For those that experience migraines, these intense headaches can vary from an annoyance to a major disruption in daily living. That head-pounding, throbbing feeling can be followed by nausea and even vomiting. The painful effects of a migraine can last for a few hours or even a few days. The causes of these debilitating headaches are as unique as the individuals that they affect. Common triggers include hormonal changes; temperature and barometric pressure changes; bright light, loud noises or potent smells; stress and certain food additives. New research shows that some asthmatics are also at a higher risk of experiencing chronic migraines.
Researchers tracked the migraine patterns of 4,500 Americans for a year; each study participant started with less than 15 migraines a month. A year after the study began, researchers found that 5% of study participants with asthma had developed chronic migraines (15 or more migraines a month). In comparison, only 2.5% of individuals without asthma developed chronic migraines. Those with asthma were twice as likely to develop chronic migraines. On a national scale, nearly 12% of Americans experience migraines and 1% have chronic migraines. The study was published in November 2015 in the journal Headache.

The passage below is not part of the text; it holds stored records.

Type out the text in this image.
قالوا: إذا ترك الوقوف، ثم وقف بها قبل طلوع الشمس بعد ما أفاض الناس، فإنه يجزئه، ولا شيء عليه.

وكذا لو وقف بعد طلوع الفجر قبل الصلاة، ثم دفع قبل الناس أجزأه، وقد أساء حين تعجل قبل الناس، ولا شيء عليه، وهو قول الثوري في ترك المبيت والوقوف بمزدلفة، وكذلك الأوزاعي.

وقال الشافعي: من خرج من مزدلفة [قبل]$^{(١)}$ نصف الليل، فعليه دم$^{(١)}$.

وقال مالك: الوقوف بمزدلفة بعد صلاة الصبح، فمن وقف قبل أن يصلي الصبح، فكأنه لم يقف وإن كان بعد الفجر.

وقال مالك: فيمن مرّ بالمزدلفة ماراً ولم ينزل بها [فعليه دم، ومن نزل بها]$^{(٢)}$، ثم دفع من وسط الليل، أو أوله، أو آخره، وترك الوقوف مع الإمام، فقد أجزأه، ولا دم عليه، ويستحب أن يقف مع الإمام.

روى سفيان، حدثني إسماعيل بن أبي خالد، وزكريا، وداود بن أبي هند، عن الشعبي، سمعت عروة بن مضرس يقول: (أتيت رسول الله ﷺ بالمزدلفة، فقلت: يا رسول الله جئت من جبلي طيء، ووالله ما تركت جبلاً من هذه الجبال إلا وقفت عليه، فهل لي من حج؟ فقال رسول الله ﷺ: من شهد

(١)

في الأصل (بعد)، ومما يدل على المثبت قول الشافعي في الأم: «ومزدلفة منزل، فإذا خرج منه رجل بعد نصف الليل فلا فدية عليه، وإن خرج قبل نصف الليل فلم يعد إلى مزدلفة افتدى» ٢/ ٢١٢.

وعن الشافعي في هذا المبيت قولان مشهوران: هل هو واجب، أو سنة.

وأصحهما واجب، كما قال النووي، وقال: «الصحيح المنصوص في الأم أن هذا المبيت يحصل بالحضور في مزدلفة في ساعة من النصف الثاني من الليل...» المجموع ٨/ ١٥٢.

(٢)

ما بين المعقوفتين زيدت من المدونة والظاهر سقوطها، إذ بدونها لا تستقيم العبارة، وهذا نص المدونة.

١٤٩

“If you have asthma along with episodic or occasional migraine, then your headaches are more likely to evolve into a more disabling form known as chronic migraine,” explains Vincent Martin, MD, professor of medicine in UC’s Division of General Internal Medicine, co-director of the Headache and Facial Pain Program at the UC Neuroscience Institute and lead author in the study.
Migraine Symptom Management
By improving management of their symptoms, asthmatics can also reduce migraine symptoms since the two conditions often go hand in hand. Both conditions are linked to inflammation in airways or blood vessels–asthmatics experience inflammation in the airways, and migraine sufferers experience inflammation and widening and narrowing of blood vessels. Also, the same inflammatory chemicals that are activated during an asthma attack are activated during a migraine. Some medications used to treat asthma can trigger migraine symptoms and visa versa, but doctors can work with patients to identify alternative medications that won’t exacerbate symptoms.